Here Michigan voters acted in concert and statewide to seek consensus and adopt a policy on a difficult subject against a historical background of race in America that has been a source of tragedy and persisting injustice. That history demands that we continue to learn,to listen, and to remain open to new approaches if we are to aspire always to a constitutional order in which all persons are treated with fairness and equal dignity.
Snipy at Wonkette has a sufficiently detailed, appropriately angry explainer on the history and ramifications of this decision, and as she correctly puts it, this is mob rule. I’m not a lawyer (Snipy is), but as a speaker of English, Justice Kennedy’s decision seems to at once acknowledge that issues of race are alternately “difficult and delicate” and “a source of tragedy and persisting injustice,” while concluding that “the concerns of a majority of the voters” take precedence. Now, for whom do you think issues of race are “difficult and delicate,” and for whom are they “a source of tragedy and persisting injustice?“
Affirmative action in college admissions is, surprise, surprise, opposed by nearly two-thirds of Americans, including 3/4 of white people, but is supported by a slim plurality of black people. The Roberts Court has just declared open season on affirmative action policies, and according to Justice Kennedy, again in contravention of knowing what words mean, has done so in the name of “debate,” and of remaining “open to new approaches.” How banning colleges from considering race as a factor in admissions equals “debate” and “remaining open” to anything is anyone’s guess.
This is why you vote, people, because if a few more of you had turned out in 2000, then we wouldn’t be dealing with this currently effed-up Supreme Court, and whatever coin Justice Kennedy flips in his head.
White House Press Secretary Jay Carney was asked about the decision during a press gaggle aboard Air Force One today. Here’s the transcript of that exchange (via email from the White House):
Q How does the White House view today’s Supreme Court decision upholding the ban on — Michigan’s ban on affirmative action at universities?

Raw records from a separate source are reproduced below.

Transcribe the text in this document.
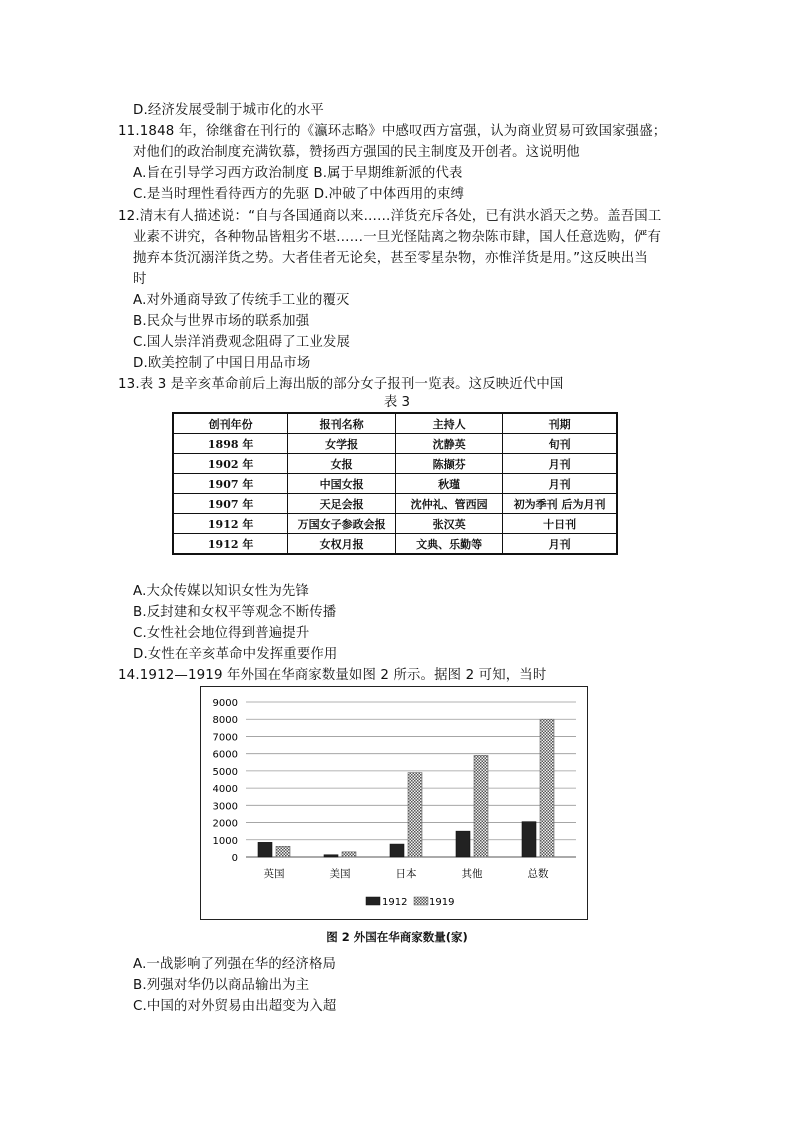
D.经济发展受制于城市化的水平
11.1848 年，徐继畬在刊行的《瀛环志略》中感叹西方富强，认为商业贸易可致国家强盛；
对他们的政治制度充满钦慕，赞扬西方强国的民主制度及开创者。这说明他
A.旨在引导学习西方政治制度 B.属于早期维新派的代表
C.是当时理性看待西方的先驱 D.冲破了中体西用的束缚
12.清末有人描述说：“自与各国通商以来……洋货充斥各处，已有洪水滔天之势。盖吾国工
业素不讲究，各种物品皆粗劣不堪……一旦光怪陆离之物杂陈市肆，国人任意选购，俨有
抛弃本货沉溺洋货之势。大者佳者无论矣，甚至零星杂物，亦惟洋货是用。”这反映出当
时
A.对外通商导致了传统手工业的覆灭
B.民众与世界市场的联系加强
C.国人崇洋消费观念阻碍了工业发展
D.欧美控制了中国日用品市场
13.表 3 是辛亥革命前后上海出版的部分女子报刊一览表。这反映近代中国
A.大众传媒以知识女性为先锋
B.反封建和女权平等观念不断传播
C.女性社会地位得到普遍提升
D.女性在辛亥革命中发挥重要作用
14.1912—1919 年外国在华商家数量如图 2 所示。据图 2 可知，当时
A.一战影响了列强在华的经济格局
B.列强对华仍以商品输出为主
C.中国的对外贸易由出超变为入超
表 3
创刊年份	报刊名称	主持人	刊期
1898 年	女学报	沈静英	旬刊
1902 年	女报	陈撷芬	月刊
1907 年	中国女报	秋瑾	月刊
1907 年	天足会报	沈仲礼、管西园	初为季刊 后为月刊
1912 年	万国女子参政会报	张汉英	十日刊
1912 年	女权月报	文典、乐勤等	月刊
0
1000
2000
3000
4000
5000
6000
7000
8000
9000
英国	美国	日本	其他	总数
1912 1919
图 2 外国在华商家数量(家)
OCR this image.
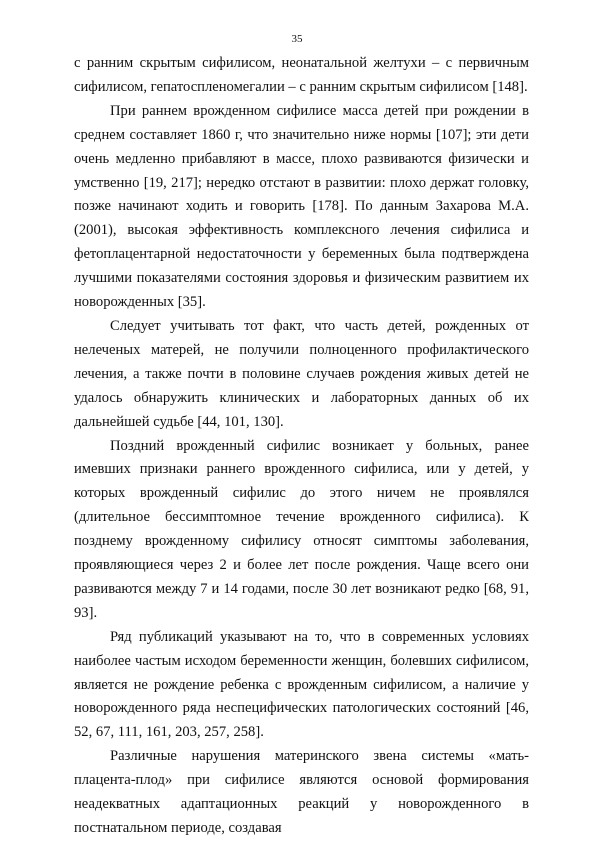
35

с ранним скрытым сифилисом, неонатальной желтухи – с первичным сифилисом, гепатоспленомегалии – с ранним скрытым сифилисом [148].

При раннем врожденном сифилисе масса детей при рождении в среднем составляет 1860 г, что значительно ниже нормы [107]; эти дети очень медленно прибавляют в массе, плохо развиваются физически и умственно [19, 217]; нередко отстают в развитии: плохо держат головку, позже начинают ходить и говорить [178]. По данным Захарова М.А. (2001), высокая эффективность комплексного лечения сифилиса и фетоплацентарной недостаточности у беременных была подтверждена лучшими показателями состояния здоровья и физическим развитием их новорожденных [35].

Следует учитывать тот факт, что часть детей, рожденных от нелеченых матерей, не получили полноценного профилактического лечения, а также почти в половине случаев рождения живых детей не удалось обнаружить клинических и лабораторных данных об их дальнейшей судьбе [44, 101, 130].

Поздний врожденный сифилис возникает у больных, ранее имевших признаки раннего врожденного сифилиса, или у детей, у которых врожденный сифилис до этого ничем не проявлялся (длительное бессимптомное течение врожденного сифилиса). К позднему врожденному сифилису относят симптомы заболевания, проявляющиеся через 2 и более лет после рождения. Чаще всего они развиваются между 7 и 14 годами, после 30 лет возникают редко [68, 91, 93].

Ряд публикаций указывают на то, что в современных условиях наиболее частым исходом беременности женщин, болевших сифилисом, является не рождение ребенка с врожденным сифилисом, а наличие у новорожденного ряда неспецифических патологических состояний [46, 52, 67, 111, 161, 203, 257, 258].

Различные нарушения материнского звена системы «мать-плацента-плод» при сифилисе являются основой формирования неадекватных адаптационных реакций у новорожденного в постнатальном периоде, создавая
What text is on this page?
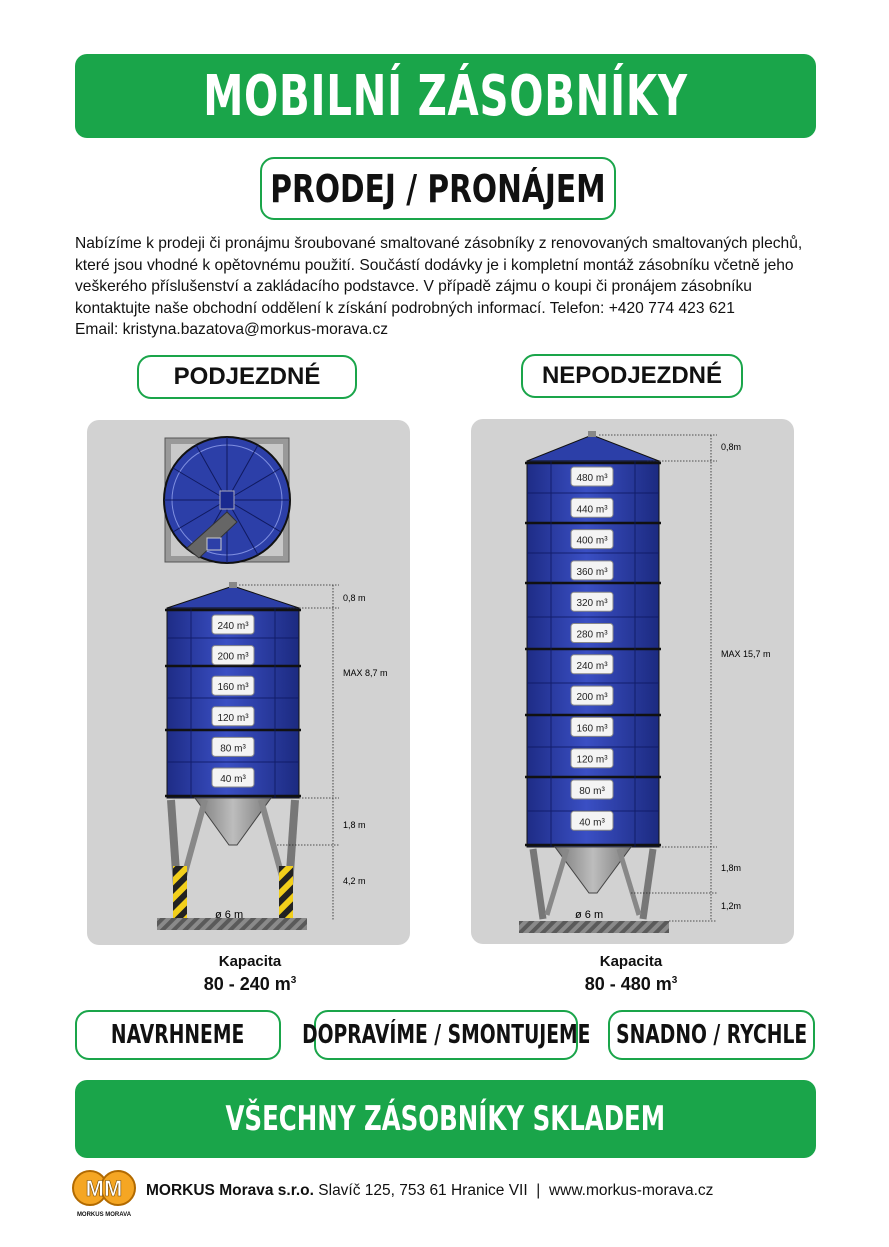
MOBILNÍ ZÁSOBNÍKY
PRODEJ / PRONÁJEM

Nabízíme k prodeji či pronájmu šroubované smaltované zásobníky z renovovaných smaltovaných plechů, které jsou vhodné k opětovnému použití. Součástí dodávky je i kompletní montáž zásobníku včetně jeho veškerého příslušenství a zakládacího podstavce. V případě zájmu o koupi či pronájem zásobníku kontaktujte naše obchodní oddělení k získání podrobných informací. Telefon: +420 774 423 621
Email: kristyna.bazatova@morkus-morava.cz

PODJEZDNÉ	NEPODJEZDNÉ
240 m³
200 m³
160 m³
120 m³
80 m³
40 m³
0,8 m
MAX 8,7 m
1,8 m
4,2 m
ø 6 m
480 m³
440 m³
400 m³
360 m³
320 m³
280 m³
240 m³
200 m³
160 m³
120 m³
80 m³
40 m³
0,8m
MAX 15,7 m
1,8m
1,2m
ø 6 m
Kapacita
80 - 240 $m^3$
Kapacita
80 - 480 $m^3$
NAVRHNEME DOPRAVÍME / SMONTUJEME SNADNO / RYCHLE
VŠECHNY ZÁSOBNÍKY SKLADEM
MM
MORKUS MORAVA
MORKUS Morava s.r.o. Slavíč 125, 753 61 Hranice VII | www.morkus-morava.cz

MR. CARNEY: Well, we’re still reviewing the ruling, which just came down. So I don’t have a specific reaction. Generally speaking, as you know, the President believes that diversity in the classroom is important for students, campuses and schools. In an increasingly multicultural society and global economy, it is more important than ever that America’s students be exposed to a wide array of ideas and perspectives to prepare them for success.
As you know, the President has said that while he opposes quotas and thinks an emphasis on universal and not race-specific programs is good policy, considering race, along with other factors, can be appropriate in certain circumstances. But we don’t have a specific reaction to the ruling.